The state media site Ukrinform reported that Zelensky’s government is also airing a day-long telethon to celebrate Ukrainian unity where Zelensky issued his remarks.

 The primary source of the February 16 date appears to be a report in the Washington outlet Politico from last week that cited “a person familiar” who claimed that American President Joe Biden was telling allied nations that Russian leader Vladimir Putin had chosen to invade Ukraine on Wednesday.

An exasperated Zelensky mocked the Politico report in statements on Saturday that largely went unreported in the West, resulting in corporate outlets attributing the February 16 date to the president.

“If you, or anyone else, has additional information regarding a 100 percent Russian invasion starting on the 16th, please forward that information to us,” Zelensky told reporters this weekend, complaining that the Biden administration and other Western governments insisting that a full-scale war with Russia would happen was detrimental to Ukraine.

“Right now, the people’s biggest enemy is panic in our country. And all this information is only provoking panic and not helping us,” Zelensky asserted.

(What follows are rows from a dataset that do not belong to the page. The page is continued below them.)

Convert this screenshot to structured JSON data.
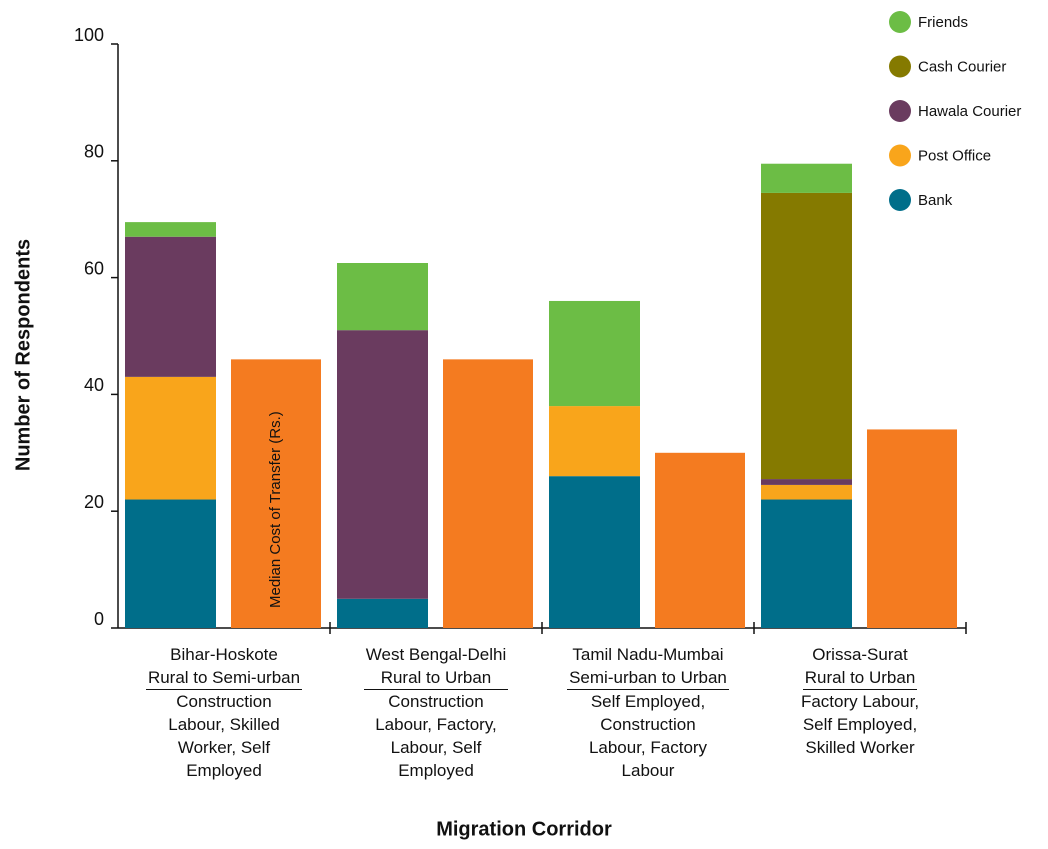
{
  "chart_data": {
    "type": "stacked_bar",
    "y_label": "Number of Respondents",
    "x_label": "Migration Corridor",
    "categories": [
      "Bihar-Hoskote",
      "West Bengal-Delhi",
      "Tamil Nadu-Mumbai",
      "Orissa-Surat"
    ],
    "category_types": [
      "Rural to Semi-urban",
      "Rural to Urban",
      "Semi-urban to Urban",
      "Rural to Urban"
    ],
    "category_occupations": [
      "Construction Labour, Skilled Worker, Self Employed",
      "Construction Labour, Factory, Labour, Self Employed",
      "Self Employed, Construction Labour, Factory Labour",
      "Factory Labour, Self Employed, Skilled Worker"
    ],
    "series": [
      {
        "name": "Bank",
        "color": "#006e8a",
        "values": [
          22,
          5,
          26,
          22
        ]
      },
      {
        "name": "Post Office",
        "color": "#f9a51b",
        "values": [
          21,
          null,
          12,
          2.5
        ]
      },
      {
        "name": "Hawala Courier",
        "color": "#6a3b5f",
        "values": [
          24,
          46,
          null,
          1
        ]
      },
      {
        "name": "Cash Courier",
        "color": "#857a00",
        "values": [
          null,
          null,
          null,
          49
        ]
      },
      {
        "name": "Friends",
        "color": "#6cbd45",
        "values": [
          2.5,
          11.5,
          18,
          5
        ]
      }
    ],
    "median_cost": {
      "name": "Median Cost of Transfer (Rs.)",
      "color": "#f47b20",
      "values": [
        46,
        46,
        30,
        34
      ]
    },
    "ylim": [
      0,
      100
    ],
    "yticks": [
      0,
      20,
      40,
      60,
      80,
      100
    ]
  }
}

While the Biden administration repeatedly warns of an “imminent enough” Russian election, in reality, Putin invaded Ukraine in March 2014, when Biden was vice president, and his military remains illegally present in Ukraine’s Crimea region as well as Donetsk, where Zelensky will be later on Wednesday, and Luhansk, collectively known as the Donbas region. Moscow has formally “annexed” Crimea but denies its proven involvement in Donbas.

At press time, predictions of a full-scale Russian invasion beginning on Wednesday have yet to materialize. The Russian government claimed on Tuesday that the military buildup in Crimea and on Ukraine’s border that had prompted war panic was soon ending, as the military exercises the troops were participating in had ended.

“As combat training measures are coming to a close, the troops, as is always the case, will conduct combined marches to their permanent garrisons,” a spokesman for the Russian Defense Ministry said. “Units of the Southern and Western Military Districts that have accomplished their tasks have already begun loading personnel and equipment on railway and auto transport means and will today begin heading to their military garrisons.

Several Western governments, including the Biden administration, have expressed skepticism at the claim.

Zelensky has attempted to emphasize, with little success in American corporate media, the fact that the number of Russian troops in and near Ukraine currently is not significantly different than during the same timeframe in 2021, when little concern existed for Ukraine.

“I don’t think the situation is more intense than it was at that time, at peak time in 2021,” Zelensky told reporters during a press conference in late January. “There was no such coverage at that time of Ukraine.”